Hyperdimensional Intelligent Sensing and Information Processing

M. Imani
AI Sensation, California, United States

Keywords: Intelligent Sensing, Machine Learning, Brain-Inspired Computing, Energy Efficiency

Defense applications often analyze collected sensor data using machine learning algorithms. Unfortunately, the existing sensing systems lack intelligence about the target and naively generate large-scale data, making communication and AI computation significantly costly. However, in many cases, the data generated by sensors only contain useful information for a small portion of the sensor activity. For example, AI algorithms continuously process the visual sensors used for environmental/security monitoring to detect sensitive activities. Still, these sensors only carry out useful information for a short time.
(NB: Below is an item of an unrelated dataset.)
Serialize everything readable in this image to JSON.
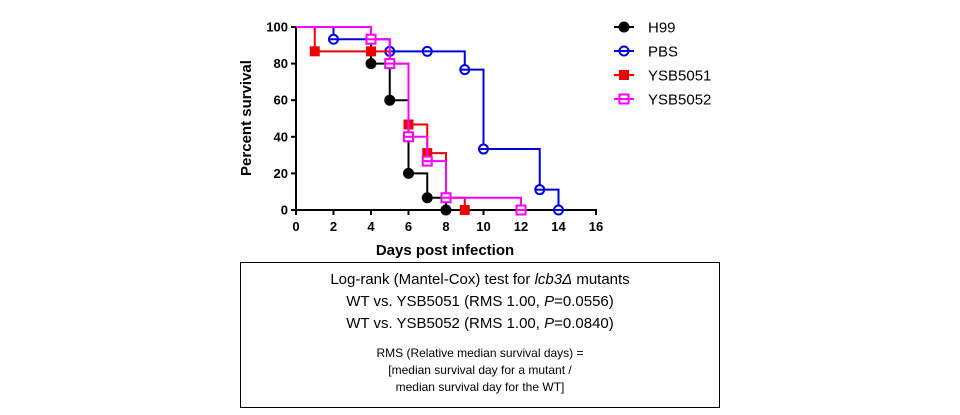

On the other hand, biological sensors intelligently generate orders of magnitude less amount of data. Our goal is to develop semantic-based AI algorithms that provide real-time feedback to sensors to ensure they only generate data needed for learning purposes. We also develop a novel framework that tightly integrates with a sensing circuit and AI algorithms to dynamically control the sensor functionality in a fully self-supervised manner. Our approach is expected to provide up to four orders of magnitude data reduction from sensors. The results from this research will broadly impact many sensors used in DoD applications, including national security, energy management, infrastructure, and autonomous systems.